There is new evidence that ESOPs can be a powerful mechanism for addressing wealth inequality in America. A study released today by the Rutgers Institute for the Study of Employee Ownership and Profit Sharing shows that ESOPs help families significantly increase their assets, thereby shrinking gender and racial wealth gaps.

The Employee Ownership Foundation assisted by helping connect researchers with ESOP companies. The Foundation also encourages academic study of employee ownership by funding Kelso Fellowships; one of the study’s co-authors—Janet Boguslaw—is a Kelso Fellow.

The study is encouraging, but also shows there is more work to be done: While ESOPs are helping to narrow the wealth gap, a gap nonetheless remains.

Greater support of and participation in ESOPs—across all demographics and especially in disadvantaged communities—should help further narrow the wealth divide.

“Low and mid-income employees who have the opportunity to share in the capital built through their labor have greater wealth than their non-employee owner peers. Period.”

–Janet Boguslaw, study co-author

The idea that ESOPs can address wealth inequality—especially for those who are farthest behind, economically speaking—is one that is gathering steam. The Aspen Institute Economic Opportunities Program and the Rockefeller Foundation also are examining how ESOPs can help address this growing concern.

About the Research

The research released today was supported by a grant from the W.K. Kellogg Foundation, and was three years in the making. A Rutgers-led team of 15 researchers from nine colleges and universities nationwide interviewed nearly 200 employees at 21 companies that offer an ESOP retirement account. About half of the employees surveyed are defined as low- or moderate-income, based on their earnings.

The ESOP account gives these employees significant wealth, above and beyond their wages and other income.

Among the findings:

• While the typical American household has $17,000 in savings, the low/moderate-income employees in the study have ESOP account values ranging from $15,000 to $6 million, with a median value of $165,000.

• Of the low/moderate-income employees surveyed, those closest to retirement (ages 60 to 64) have 10 times more wealth than the typical American in that age group.

• Many low/moderate-income employees—especially single women—told researchers the ESOP gives them a sense of economic security and enables them to think about retirement for the first time.

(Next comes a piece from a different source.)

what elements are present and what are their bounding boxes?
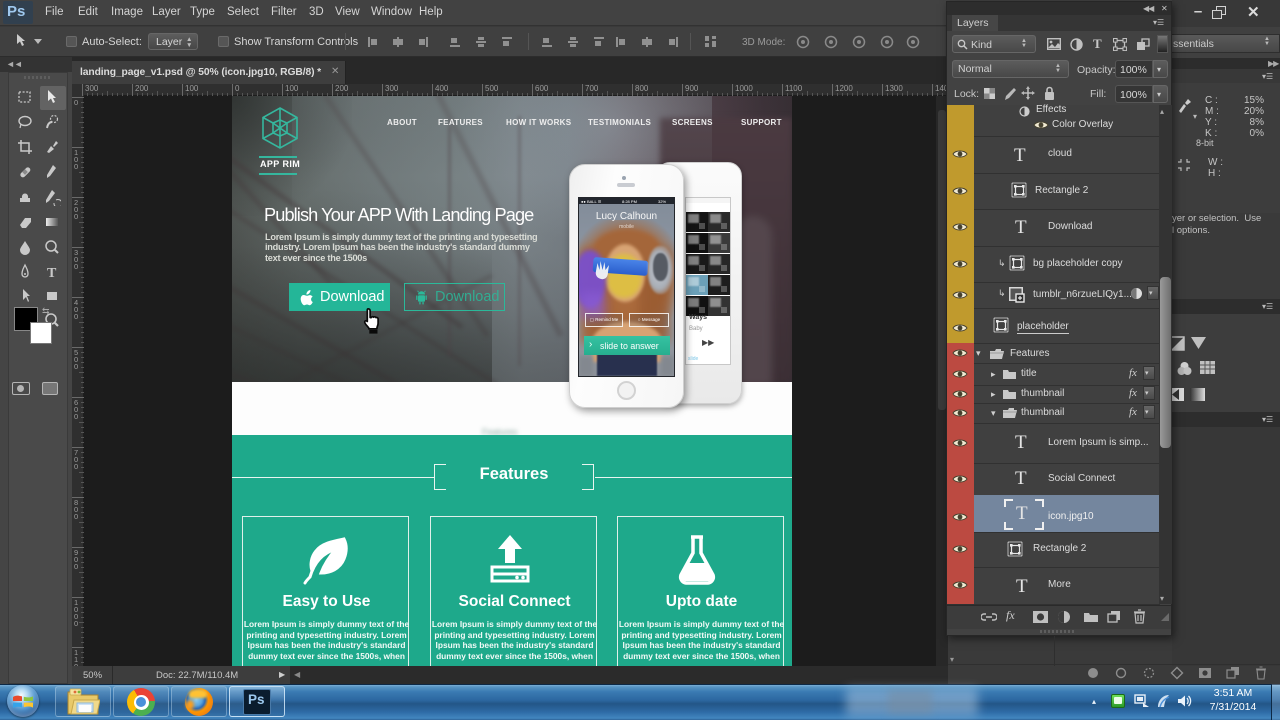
svg-text:T: T bbox=[47, 266, 57, 281]
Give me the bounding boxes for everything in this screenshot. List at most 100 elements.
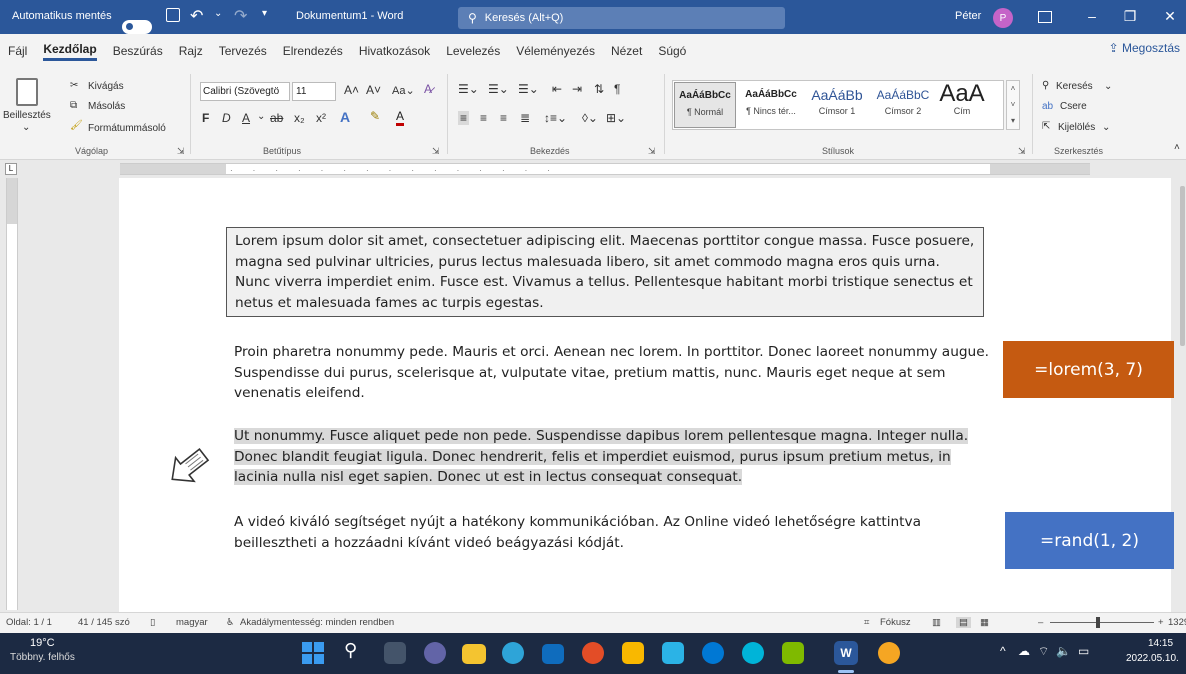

• In ESOP firms with participatory management, workers improved their communication skills and learned open book management, which also enabled them to make better financial decisions at home.

To Boguslaw, the research provides a clear message: “Low and mid-income employees who have the opportunity to share in the capital built through their labor have greater wealth than their non-employee owner peers. Period.”

Study co-author Lisa Schur,said: “Employee ownership can have particular benefits for low-income women and people of color, who are often marginalized at the bottom of workplace organizations.” She added: “Not only can employee ownership lead to economic rewards, but it can also help these workers attain increased voice and skills in the workplace.”

The research should spur greater interest in ESOPs, and provides additional evidence for lawmakers and policy experts to consider when deciding to support employee ownership initiatives.